Krisenstimmung rund um Göteborg. | Renault als Käufer für Volvo genannt. | Stockholm. Der schwarze Schatten der US-Automobilkrise hat jetzt Schweden erreicht. Nur einen Tag, nachdem der krisengeschüttelte US-Haupteigentümer Ford angekündigt hat, dass die Volvo-Personenwagensparte "unter allen Umständen" abgestoßen werden soll, kündigte auch der Saab-Eigentümer General Motors (GM) an, die schwedische Tochter "so schnell wie möglich" loswerden zu wollen. Experten schließen inzwischen nicht mehr aus, dass beide Traditionsmarken ganz verschwinden - mit fatalen Folgen für die schwedische Wirtschaft.
Hinweis: Der Inhalt dieser Seite wurde vor 15 Jahren in der Wiener Zeitung veröffentlicht. Hier geht's zu unseren neuen Inhalten.

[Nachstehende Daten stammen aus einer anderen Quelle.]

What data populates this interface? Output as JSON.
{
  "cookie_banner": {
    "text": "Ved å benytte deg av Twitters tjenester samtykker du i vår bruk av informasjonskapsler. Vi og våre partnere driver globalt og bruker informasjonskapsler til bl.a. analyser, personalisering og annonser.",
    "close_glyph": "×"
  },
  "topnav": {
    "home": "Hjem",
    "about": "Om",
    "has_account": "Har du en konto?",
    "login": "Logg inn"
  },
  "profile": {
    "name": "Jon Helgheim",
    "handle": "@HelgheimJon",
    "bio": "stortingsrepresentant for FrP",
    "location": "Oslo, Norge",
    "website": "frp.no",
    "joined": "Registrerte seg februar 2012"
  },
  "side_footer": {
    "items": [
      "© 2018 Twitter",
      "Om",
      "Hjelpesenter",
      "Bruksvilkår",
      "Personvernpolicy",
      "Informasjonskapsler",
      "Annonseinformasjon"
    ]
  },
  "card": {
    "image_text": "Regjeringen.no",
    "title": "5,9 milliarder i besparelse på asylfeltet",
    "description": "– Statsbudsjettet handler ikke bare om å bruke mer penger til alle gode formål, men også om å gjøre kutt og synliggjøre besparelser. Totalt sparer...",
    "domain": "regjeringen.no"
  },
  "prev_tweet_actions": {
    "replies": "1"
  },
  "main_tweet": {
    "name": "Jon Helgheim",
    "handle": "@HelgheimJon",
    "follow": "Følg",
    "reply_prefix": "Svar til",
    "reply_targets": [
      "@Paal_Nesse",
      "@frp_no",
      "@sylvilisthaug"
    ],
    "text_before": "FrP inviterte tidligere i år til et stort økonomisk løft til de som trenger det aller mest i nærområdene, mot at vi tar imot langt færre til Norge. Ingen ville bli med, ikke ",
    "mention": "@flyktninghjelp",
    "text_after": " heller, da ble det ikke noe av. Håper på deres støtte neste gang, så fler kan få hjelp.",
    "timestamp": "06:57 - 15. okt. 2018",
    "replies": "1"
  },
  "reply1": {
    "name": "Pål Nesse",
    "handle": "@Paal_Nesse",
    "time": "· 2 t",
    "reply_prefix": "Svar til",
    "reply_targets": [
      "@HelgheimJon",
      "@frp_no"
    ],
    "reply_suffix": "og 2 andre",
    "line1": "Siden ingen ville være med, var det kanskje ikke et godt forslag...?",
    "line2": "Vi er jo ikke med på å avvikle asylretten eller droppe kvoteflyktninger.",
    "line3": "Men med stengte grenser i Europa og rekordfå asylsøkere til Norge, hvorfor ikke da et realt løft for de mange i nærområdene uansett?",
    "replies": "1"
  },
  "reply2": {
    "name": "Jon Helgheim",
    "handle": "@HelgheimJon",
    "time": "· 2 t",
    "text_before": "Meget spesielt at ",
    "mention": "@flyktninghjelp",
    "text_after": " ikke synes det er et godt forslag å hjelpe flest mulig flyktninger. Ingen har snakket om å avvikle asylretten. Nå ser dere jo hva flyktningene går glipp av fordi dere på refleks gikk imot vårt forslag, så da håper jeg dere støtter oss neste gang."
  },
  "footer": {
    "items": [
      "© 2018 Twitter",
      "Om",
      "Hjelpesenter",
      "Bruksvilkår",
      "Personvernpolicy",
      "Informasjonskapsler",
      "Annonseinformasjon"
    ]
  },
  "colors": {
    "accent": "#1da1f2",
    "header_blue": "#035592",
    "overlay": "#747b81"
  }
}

Für die US-Autogiganten sind die schwedischen Automarken zu kleinen, aber ärgerlichen finanziellen Belastungen geworden.
Saab hat seit dem Einstieg von GM vor 20 Jahren nie Gewinne erzielen können. Seit der vollständigen Übernahme vor elf Jahren musste GM für Verluste von 2,4 Milliarden Euro geradestehen.
Und auch das 1915 gegründete schwedische Urgestein Volvo mit seinem lange erfolgreichen Leitmotto "Sicherheit aus Schwedenstahl" - noch vor zwei Jahren warf Volvo Gewinne von insgesamt 3,5 Milliarden Euro ab - ist inzwischen tief in die roten Zahlen gerutscht. Im November brach der US-Absatz von Volvo um 46 Prozent ein. Die Einstellungsgerüchte werden jetzt den Autoverkauf weiter bremsen, glauben schwedische Analysten.
Was für die Amerikaner relativ kleine Autofirmen sind, bedeutet für Schweden mit seinen nur neun Millionen Einwohnern einen zentralen Stützpfeiler der Volkswirtschaft. Die Autoindustrie, von der 150.000 Schweden direkt oder indirekt abhängig sind, konzentriert sich vor allem an der Westküste um Göteborg. Die Zeitungen sind seit einigen Wochen voll von Reportagen über verängstigte Autoarbeiterfamilien. Die Krisenstimmung hat sich im Alltag bemerkbar gemacht. Selbst vom Aufschwung des Weihnachtsgeschäfts ist im Einzelhandel deutlich weniger zu spüren als woanders.
Regierung bleibt kühl
Die bürgerliche Regierung bleibt kühl. Sie weigert sich trotz voller Haushaltskassen, schützend einzugreifen. Das sei den Steuerzahlern nicht zuzumuten. Nachdem der US-Kongress klargestellt hatte, dass eventuelle US-Beihilfe für Detroit nicht an Produzenten im Ausland abfließen dürften, hatten die US-Autobauer direkt bei der schwedischen Regierung um finanzielle Hilfe gebeten, um den Untergang der schwedischen Marken abzuwenden - ähnlich wie die GM-Tochter Opel in Deutschland. Industrieministerin Maud Olofsson aber betonte: "Es ist nicht Aufgabe des Staats, Autofabriken zu betreiben." Sie versprach nur eine kleinere Forschungsbeihilfe von 45 Millionen Euro und die Möglichkeit von Kreditgarantien.
Während für Volvo viele den französischen Autobauer Renault als geeigneten Käufer sehen, glaubt Saab-Chef Jan-Ake Jonsson selbst nicht an einen Verkauf von Saab. Eine Herauslösung aus GM sei praktisch nicht möglich. "Wir sind zu stark in die GM-Struktur integriert", warnte er.
Bauernopfer?
Hakan Matson von der Wirtschaftszeitung "Dagens Industri", wohl der bekannteste Autobranchenjournalist Schwedens, glaubt, die Konzerne Ford und GM wollten dem US-Kongress Saab und Volvo als Bauernopfer liefern, um an überlebensnotwendige Finanzhilfen für die US-Hersteller zu kommen. Dies, obwohl beide Marken mit insgesamt 23.000 Angestellten und einem Produktionsvolumen von 400.000 Autos bei Volvo und maximal 175.000 Autos bei Saab die Gesamtbilanzen der Autogiganten kaum berührten. Letztlich falle die Entscheidung über die Zukunft für Schwedens Autoindustrie damit im US-Kongress.